Magimel dit avoir par ailleurs été surpris par les circonstances dans lesquelles la première rencontre avec l'écrivain controversé s'est effectuée. «Houellebecq était en effet venu à la première des Chevaliers du ciel et il était venu me retrouver après la projection pour me dire à quel point il avait aimé le film ! J'avoue avoir été un peu étonné. On s'attend habituellement à ce que les intellectuels préfèrent des trucs beaucoup plus pointus. Cela dit, Houellebecq est très cinéphile. Il adore le cinéma.»
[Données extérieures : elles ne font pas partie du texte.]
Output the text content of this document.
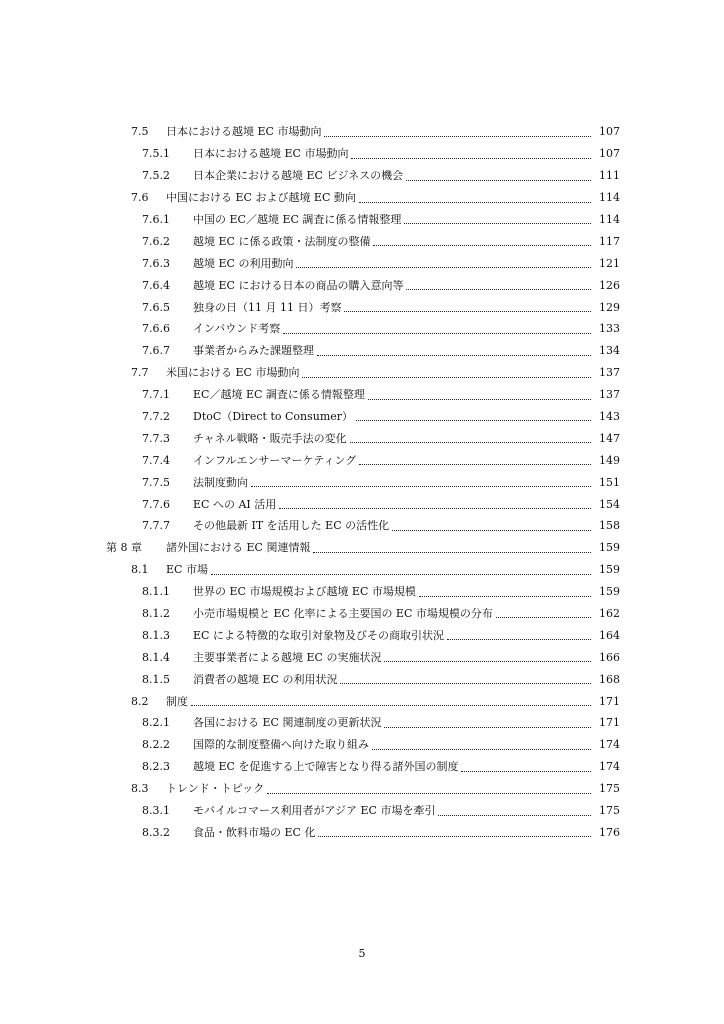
7.5	日本における越境 EC 市場動向	107
7.5.1	日本における越境 EC 市場動向	107
7.5.2	日本企業における越境 EC ビジネスの機会	111
7.6	中国における EC および越境 EC 動向	114
7.6.1	中国の EC／越境 EC 調査に係る情報整理	114
7.6.2	越境 EC に係る政策・法制度の整備	117
7.6.3	越境 EC の利用動向	121
7.6.4	越境 EC における日本の商品の購入意向等	126
7.6.5	独身の日（11 月 11 日）考察	129
7.6.6	インバウンド考察	133
7.6.7	事業者からみた課題整理	134
7.7	米国における EC 市場動向	137
7.7.1	EC／越境 EC 調査に係る情報整理	137
7.7.2	DtoC（Direct to Consumer）	143
7.7.3	チャネル戦略・販売手法の変化	147
7.7.4	インフルエンサーマーケティング	149
7.7.5	法制度動向	151
7.7.6	EC への AI 活用	154
7.7.7	その他最新 IT を活用した EC の活性化	158
第 8 章	諸外国における EC 関連情報	159
8.1	EC 市場	159
8.1.1	世界の EC 市場規模および越境 EC 市場規模	159
8.1.2	小売市場規模と EC 化率による主要国の EC 市場規模の分布	162
8.1.3	EC による特徴的な取引対象物及びその商取引状況	164
8.1.4	主要事業者による越境 EC の実施状況	166
8.1.5	消費者の越境 EC の利用状況	168
8.2	制度	171
8.2.1	各国における EC 関連制度の更新状況	171
8.2.2	国際的な制度整備へ向けた取り組み	174
8.2.3	越境 EC を促進する上で障害となり得る諸外国の制度	174
8.3	トレンド・トピック	175
8.3.1	モバイルコマース利用者がアジア EC 市場を牽引	175
8.3.2	食品・飲料市場の EC 化	176
5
Magimel travaillera ainsi sous la houlette d'un auteur qui fait ses premiers pas derrière une caméra.

«C'est un risque, c'est certain, confie l'acteur. Personnellement, je tiens d'abord à m'attarder au scénario. Je lirai le roman seulement quand le film sera terminé. Nous allons essayer de réussir cette aventure mais il y a plein de points d'interrogation.»

Selon Charlie prend l'affiche le 27 avril. Les frais de voyage ont été payés par Unifrance.



VOUS l'AVEZ VU

Dans Les rivières pourpres 2 d'Olivier Dahan; dans La pianiste de Michael Haneke.

VOUS LE VERREZ

Dans La fille coupée en deux de Claude Chabrol; dans La possibilité d'une île de Michel Houellebecq.